An increase in referrals and a lack of specialist staff were behind the rise, an internal staff document seen by the BBC has shown.
The NHS has a target to treat the majority of people within 18 weeks.
The hospital opened in May at a cost of £430m, bringing together services from Southmead and Frenchay hospitals.
Medical director at North Bristol NHS Trust Dr Chris Burton said: "The difficulty with spinal operations is related to the specialist work that we do at Southmead hospital trust which can be done by a very small number of centres in the UK.

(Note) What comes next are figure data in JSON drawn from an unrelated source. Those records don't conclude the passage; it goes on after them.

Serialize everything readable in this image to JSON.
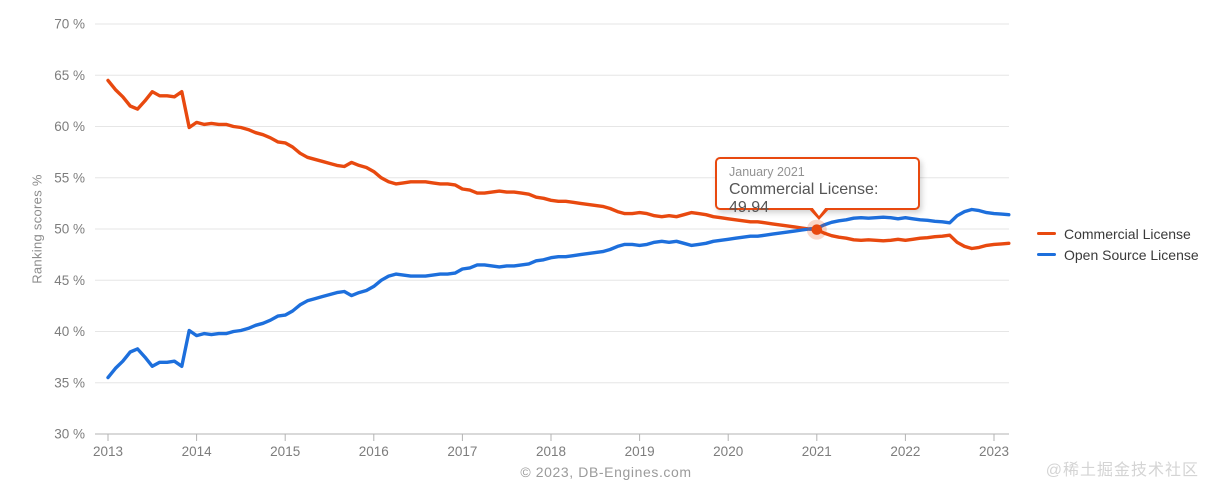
{
  "y_axis": {
    "label": "Ranking scores %",
    "ticks": [
      {
        "value": 70,
        "label": "70 %"
      },
      {
        "value": 65,
        "label": "65 %"
      },
      {
        "value": 60,
        "label": "60 %"
      },
      {
        "value": 55,
        "label": "55 %"
      },
      {
        "value": 50,
        "label": "50 %"
      },
      {
        "value": 45,
        "label": "45 %"
      },
      {
        "value": 40,
        "label": "40 %"
      },
      {
        "value": 35,
        "label": "35 %"
      },
      {
        "value": 30,
        "label": "30 %"
      }
    ]
  },
  "x_axis": {
    "ticks": [
      "2013",
      "2014",
      "2015",
      "2016",
      "2017",
      "2018",
      "2019",
      "2020",
      "2021",
      "2022",
      "2023"
    ]
  },
  "legend": {
    "items": [
      {
        "label": "Commercial License",
        "color": "#e8490f"
      },
      {
        "label": "Open Source License",
        "color": "#1d6fdc"
      }
    ]
  },
  "tooltip": {
    "title": "January 2021",
    "text": "Commercial License: 49.94"
  },
  "footer": {
    "copyright": "© 2023, DB-Engines.com"
  },
  "watermark": {
    "text": "@稀土掘金技术社区"
  },
  "chart_data": {
    "type": "line",
    "ylabel": "Ranking scores %",
    "ylim": [
      30,
      70
    ],
    "grid": true,
    "legend_position": "right",
    "x_start": "2013-01",
    "x_interval": "monthly",
    "x_tick_labels": [
      "2013",
      "2014",
      "2015",
      "2016",
      "2017",
      "2018",
      "2019",
      "2020",
      "2021",
      "2022",
      "2023"
    ],
    "y_ticks": [
      {
        "value": 70,
        "label": "70 %"
      },
      {
        "value": 65,
        "label": "65 %"
      },
      {
        "value": 60,
        "label": "60 %"
      },
      {
        "value": 55,
        "label": "55 %"
      },
      {
        "value": 50,
        "label": "50 %"
      },
      {
        "value": 45,
        "label": "45 %"
      },
      {
        "value": 40,
        "label": "40 %"
      },
      {
        "value": 35,
        "label": "35 %"
      },
      {
        "value": 30,
        "label": "30 %"
      }
    ],
    "series": [
      {
        "name": "Commercial License",
        "color": "#e8490f",
        "values": [
          64.5,
          63.6,
          62.9,
          62.0,
          61.7,
          62.5,
          63.4,
          63.0,
          63.0,
          62.9,
          63.4,
          59.9,
          60.4,
          60.2,
          60.3,
          60.2,
          60.2,
          60.0,
          59.9,
          59.7,
          59.4,
          59.2,
          58.9,
          58.5,
          58.4,
          58.0,
          57.4,
          57.0,
          56.8,
          56.6,
          56.4,
          56.2,
          56.1,
          56.5,
          56.2,
          56.0,
          55.6,
          55.0,
          54.6,
          54.4,
          54.5,
          54.6,
          54.6,
          54.6,
          54.5,
          54.4,
          54.4,
          54.3,
          53.9,
          53.8,
          53.5,
          53.5,
          53.6,
          53.7,
          53.6,
          53.6,
          53.5,
          53.4,
          53.1,
          53.0,
          52.8,
          52.7,
          52.7,
          52.6,
          52.5,
          52.4,
          52.3,
          52.2,
          52.0,
          51.7,
          51.5,
          51.5,
          51.6,
          51.5,
          51.3,
          51.2,
          51.3,
          51.2,
          51.4,
          51.6,
          51.5,
          51.4,
          51.2,
          51.1,
          51.0,
          50.9,
          50.8,
          50.7,
          50.7,
          50.6,
          50.5,
          50.4,
          50.3,
          50.2,
          50.1,
          50.0,
          49.94,
          49.6,
          49.35,
          49.2,
          49.1,
          48.95,
          48.9,
          48.95,
          48.9,
          48.85,
          48.9,
          49.0,
          48.9,
          49.0,
          49.1,
          49.15,
          49.25,
          49.3,
          49.4,
          48.7,
          48.3,
          48.1,
          48.2,
          48.4,
          48.5,
          48.55,
          48.6
        ]
      },
      {
        "name": "Open Source License",
        "color": "#1d6fdc",
        "values": [
          35.5,
          36.4,
          37.1,
          38.0,
          38.3,
          37.5,
          36.6,
          37.0,
          37.0,
          37.1,
          36.6,
          40.1,
          39.6,
          39.8,
          39.7,
          39.8,
          39.8,
          40.0,
          40.1,
          40.3,
          40.6,
          40.8,
          41.1,
          41.5,
          41.6,
          42.0,
          42.6,
          43.0,
          43.2,
          43.4,
          43.6,
          43.8,
          43.9,
          43.5,
          43.8,
          44.0,
          44.4,
          45.0,
          45.4,
          45.6,
          45.5,
          45.4,
          45.4,
          45.4,
          45.5,
          45.6,
          45.6,
          45.7,
          46.1,
          46.2,
          46.5,
          46.5,
          46.4,
          46.3,
          46.4,
          46.4,
          46.5,
          46.6,
          46.9,
          47.0,
          47.2,
          47.3,
          47.3,
          47.4,
          47.5,
          47.6,
          47.7,
          47.8,
          48.0,
          48.3,
          48.5,
          48.5,
          48.4,
          48.5,
          48.7,
          48.8,
          48.7,
          48.8,
          48.6,
          48.4,
          48.5,
          48.6,
          48.8,
          48.9,
          49.0,
          49.1,
          49.2,
          49.3,
          49.3,
          49.4,
          49.5,
          49.6,
          49.7,
          49.8,
          49.9,
          50.0,
          50.06,
          50.4,
          50.65,
          50.8,
          50.9,
          51.05,
          51.1,
          51.05,
          51.1,
          51.15,
          51.1,
          51.0,
          51.1,
          51.0,
          50.9,
          50.85,
          50.75,
          50.7,
          50.6,
          51.3,
          51.7,
          51.9,
          51.8,
          51.6,
          51.5,
          51.45,
          51.4
        ]
      }
    ],
    "highlight": {
      "series": "Commercial License",
      "month": "January 2021",
      "month_index": 96,
      "value": 49.94
    }
  }
}
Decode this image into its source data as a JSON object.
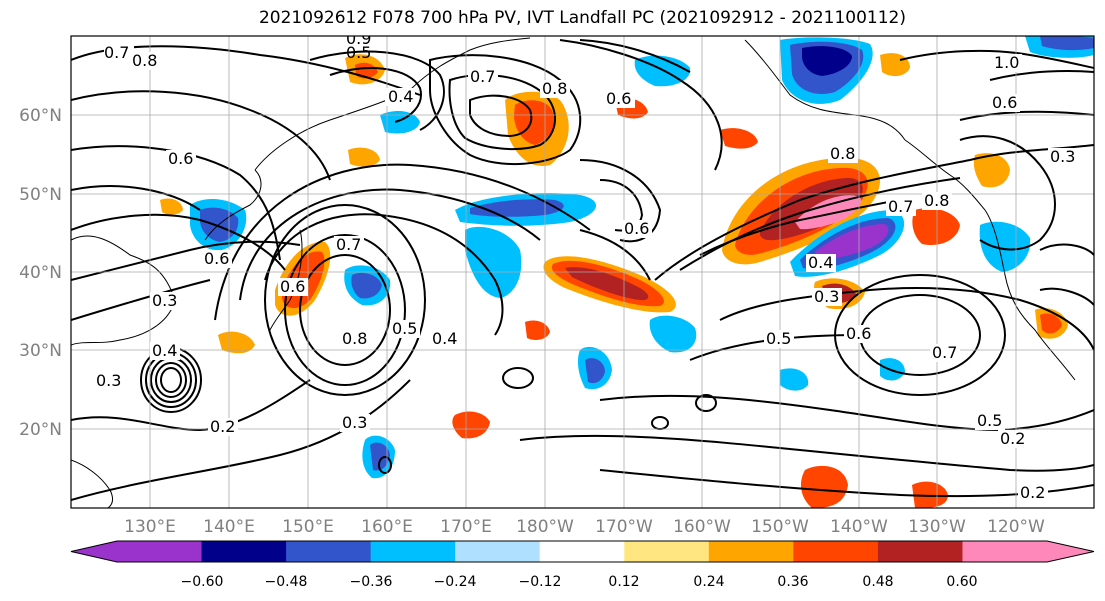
{
  "title": "2021092612 F078 700 hPa PV, IVT Landfall PC (2021092912 - 2021100112)",
  "lat_labels": [
    "60°N",
    "50°N",
    "40°N",
    "30°N",
    "20°N"
  ],
  "lon_labels": [
    "130°E",
    "140°E",
    "150°E",
    "160°E",
    "170°E",
    "180°W",
    "170°W",
    "160°W",
    "150°W",
    "140°W",
    "130°W",
    "120°W"
  ],
  "colorbar": {
    "ticks": [
      "−0.60",
      "−0.48",
      "−0.36",
      "−0.24",
      "−0.12",
      "0.12",
      "0.24",
      "0.36",
      "0.48",
      "0.60"
    ],
    "colors": [
      "#9933cc",
      "#00008b",
      "#3355cc",
      "#00bfff",
      "#b0e0ff",
      "#ffffff",
      "#ffe680",
      "#ffa500",
      "#ff4500",
      "#b22222",
      "#ff88bb"
    ]
  },
  "contour_labels": [
    "0.7",
    "0.8",
    "0.9",
    "0.5",
    "0.4",
    "0.7",
    "0.8",
    "0.6",
    "1.0",
    "0.6",
    "0.3",
    "0.6",
    "0.6",
    "0.8",
    "0.6",
    "0.7",
    "0.8",
    "0.4",
    "0.3",
    "0.5",
    "0.6",
    "0.7",
    "0.5",
    "0.2",
    "0.2",
    "0.3",
    "0.4",
    "0.5",
    "0.6",
    "0.7",
    "0.8",
    "0.3",
    "0.2",
    "0.3",
    "0.4"
  ]
}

"There has been increasing referral and demand as some other centres... are stopping doing it so that requires particular surgical skills which are in shortage nationally."
The leaked team briefing document has also shown significant delays in urological operations and musco-skeletal procedures although exact numbers have not been stated.
The hospital is seeking extra funding from the South Gloucestershire Clinical Commissioning Group (CCG).
The CCG said it was working with the hospital to clear the backlog.
Analysis - Matthew Hill, West of England Health Correspondent
To a certain extent North Bristol Trust has been a victim of its own success.
Having built up an international reputation in neuro- surgery patients not only want to go there from the South West but from other parts of the country.
It's one of a few centres in the country to carry out operations on the brain, while using a mobile MRI scanner to make sure they are removing as much of the tumour as possible
With the closure of Frenchay Hospital in May 2014, the ambitious move to the new super hospital at Southmead was never going to be glitch free.
But unless a solution is found, in particular to the shortage of staff in spinal surgery at a national level, it seems patients are going to have to keep on waiting.